“O mito: e-commerce é um inimigo mortal das marcas e, naturalmente, do branding. Com o acesso universal e quase infinito que temos a todas as possibilidades de escolha que a internet nos oferece, o mais provável seria ficar com o que é mais barato. Nesse ambiente de compra, preço seria a variável-chave que comanda a decisão. Por que gastar mais se podemos gastar menos?

Esse é um pensamento que ronda não apenas o borbulhante ambiente digital de compras, em épocas mais difíceis como esta que estamos vivendo. Análises precipitadas profetizam o declínio das marcas em nome de decisões mais inteligentes que faríamos, em nome de uma suprema racionalidade que comanda nossas decisões.

A realidade: e-commerce se alimenta de escolhas que atendem às nossas necessidades e aos nossos desejos. Ele não criou um ambiente em que deixamos de ser o que nós somos. O e-commerce não criou um consumidor virtualmente racional, desprovido dos sonhos e expectativas que dão sentido às nossas vidas.

A ilusão sobre a existência de consumidores que agem de forma programadamente racional já foi descartada há muito tempo no pensamento científico. Prêmios Nobel já foram concedidos, nas últimas décadas, a economistas que entenderam a imponderabilidade e imprevisibilidade do mercado e das decisões de consumidores e investidores.
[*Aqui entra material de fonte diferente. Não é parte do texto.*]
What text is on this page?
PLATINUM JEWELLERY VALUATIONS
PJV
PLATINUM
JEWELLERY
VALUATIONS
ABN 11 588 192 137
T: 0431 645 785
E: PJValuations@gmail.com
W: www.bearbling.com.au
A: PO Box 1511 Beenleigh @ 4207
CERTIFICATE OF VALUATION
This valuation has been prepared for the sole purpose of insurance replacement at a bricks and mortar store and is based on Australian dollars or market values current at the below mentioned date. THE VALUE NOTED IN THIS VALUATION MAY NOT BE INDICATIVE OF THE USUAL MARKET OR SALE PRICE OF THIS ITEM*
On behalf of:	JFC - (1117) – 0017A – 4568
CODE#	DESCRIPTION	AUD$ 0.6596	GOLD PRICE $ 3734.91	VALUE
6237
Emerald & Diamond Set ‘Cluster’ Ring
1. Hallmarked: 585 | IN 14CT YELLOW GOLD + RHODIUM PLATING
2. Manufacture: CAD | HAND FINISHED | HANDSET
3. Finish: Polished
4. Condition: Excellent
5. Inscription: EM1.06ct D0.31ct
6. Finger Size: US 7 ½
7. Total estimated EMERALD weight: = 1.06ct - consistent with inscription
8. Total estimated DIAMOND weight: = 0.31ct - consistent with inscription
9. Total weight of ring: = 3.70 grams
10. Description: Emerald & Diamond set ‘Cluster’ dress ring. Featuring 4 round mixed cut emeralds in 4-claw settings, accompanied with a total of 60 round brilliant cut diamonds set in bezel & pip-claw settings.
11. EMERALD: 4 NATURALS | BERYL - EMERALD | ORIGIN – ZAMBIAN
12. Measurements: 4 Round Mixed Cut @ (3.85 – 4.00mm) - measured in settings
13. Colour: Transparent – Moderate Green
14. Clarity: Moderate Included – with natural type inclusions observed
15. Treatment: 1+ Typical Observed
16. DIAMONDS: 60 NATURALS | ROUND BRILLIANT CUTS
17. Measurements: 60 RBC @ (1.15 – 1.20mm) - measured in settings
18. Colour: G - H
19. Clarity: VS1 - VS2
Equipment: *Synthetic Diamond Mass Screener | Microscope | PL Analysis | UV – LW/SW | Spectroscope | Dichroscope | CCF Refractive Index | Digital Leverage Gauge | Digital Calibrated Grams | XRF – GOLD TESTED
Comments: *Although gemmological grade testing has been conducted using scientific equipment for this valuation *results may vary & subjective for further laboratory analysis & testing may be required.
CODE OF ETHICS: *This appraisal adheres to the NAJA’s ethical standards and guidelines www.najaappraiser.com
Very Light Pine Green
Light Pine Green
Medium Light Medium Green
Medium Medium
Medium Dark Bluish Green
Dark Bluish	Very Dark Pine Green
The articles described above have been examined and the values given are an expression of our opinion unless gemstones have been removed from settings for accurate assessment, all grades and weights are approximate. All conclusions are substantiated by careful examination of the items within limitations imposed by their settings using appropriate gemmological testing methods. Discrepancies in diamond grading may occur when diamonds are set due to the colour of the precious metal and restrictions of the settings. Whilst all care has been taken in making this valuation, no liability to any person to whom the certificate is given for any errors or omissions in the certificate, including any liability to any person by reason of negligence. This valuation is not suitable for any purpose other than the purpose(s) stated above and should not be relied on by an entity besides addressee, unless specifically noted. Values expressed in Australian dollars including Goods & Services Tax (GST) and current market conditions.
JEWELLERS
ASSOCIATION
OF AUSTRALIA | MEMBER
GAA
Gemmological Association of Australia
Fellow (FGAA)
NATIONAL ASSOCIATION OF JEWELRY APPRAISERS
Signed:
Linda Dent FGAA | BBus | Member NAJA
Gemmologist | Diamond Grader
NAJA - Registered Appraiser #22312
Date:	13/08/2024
E mostraram também como o mercado resiste à imposição de equações matematicamente lindas e elegantes, mas sem o poder de um oráculo.

Em épocas de maior contenção econômica, de orçamentos domésticos mais apertados, evidentemente certos desejos de consumo são adiados. E são recalcados! Quando há um aperto no bolso, há um aperto também no coração.

Como disse Martin Lindstrom em seu livro recente – ‘Brandwashed’ – nós, consumidores (também conhecidos por pessoas!) não conseguimos fazer um ‘brand detox’.

Não conseguimos eliminar de nossas vidas o que faz parte de nossa identidade, de como queremos ser vistos pelos outros ou por nós mesmos, como é o caso das marcas, por exemplo. A compra online não é um
‘brand detox’.

Há algo mais forte ainda que ajuda a explicar por que o e-commerce depende ainda mais de marcas de prestígio e de branding. ‘Nunca te vi, sempre te amei’ é bom em literatura e cinema, mas não nas escolhas que fazemos na vida e constroem nosso projeto de felicidade. Acabei de comprar um tênis Vans online. Eu sei o que eu vou receber. Conheço meu número e gosto da marca e seus produtos. É como esticar o braço e pegar na prateleira da loja.

A realidade que se opõe ao mito é a seguinte: o fortalecimento das marcas e de seu prestígio são uma ferramenta eficaz para estimular compras online. O que eu não conheço eu não desejo ou pode até ser fonte de suspeição, mesmo sendo barato. Porém, as marcas que eu conheço e admiro eu compro de olhos fechados, quase como é, aliás, uma compra online.

Esqueçam essas conclusões ingênuas e precipitadas de pesquisas em que consumidores declaram estar trocando marcas de que gostam por preço. O aperto no coração deixará recalcado o desejo que não se realizou. E, em algum momento, quando a vida melhorar eles correrão atrás delas outra vez, para se reconciliar com aquilo que, de fato, os faz felizes.

Nessas ocasiões, o que acaba primeiro nas prateleiras são as marcas mais valorizadas, como já vimos acontecer no Brasil algumas vezes. O e-commerce deveria render uma homenagem especial aos que gerenciam as marcas que vão desaparecem em primeiro lugar das suas ‘prateleiras’.”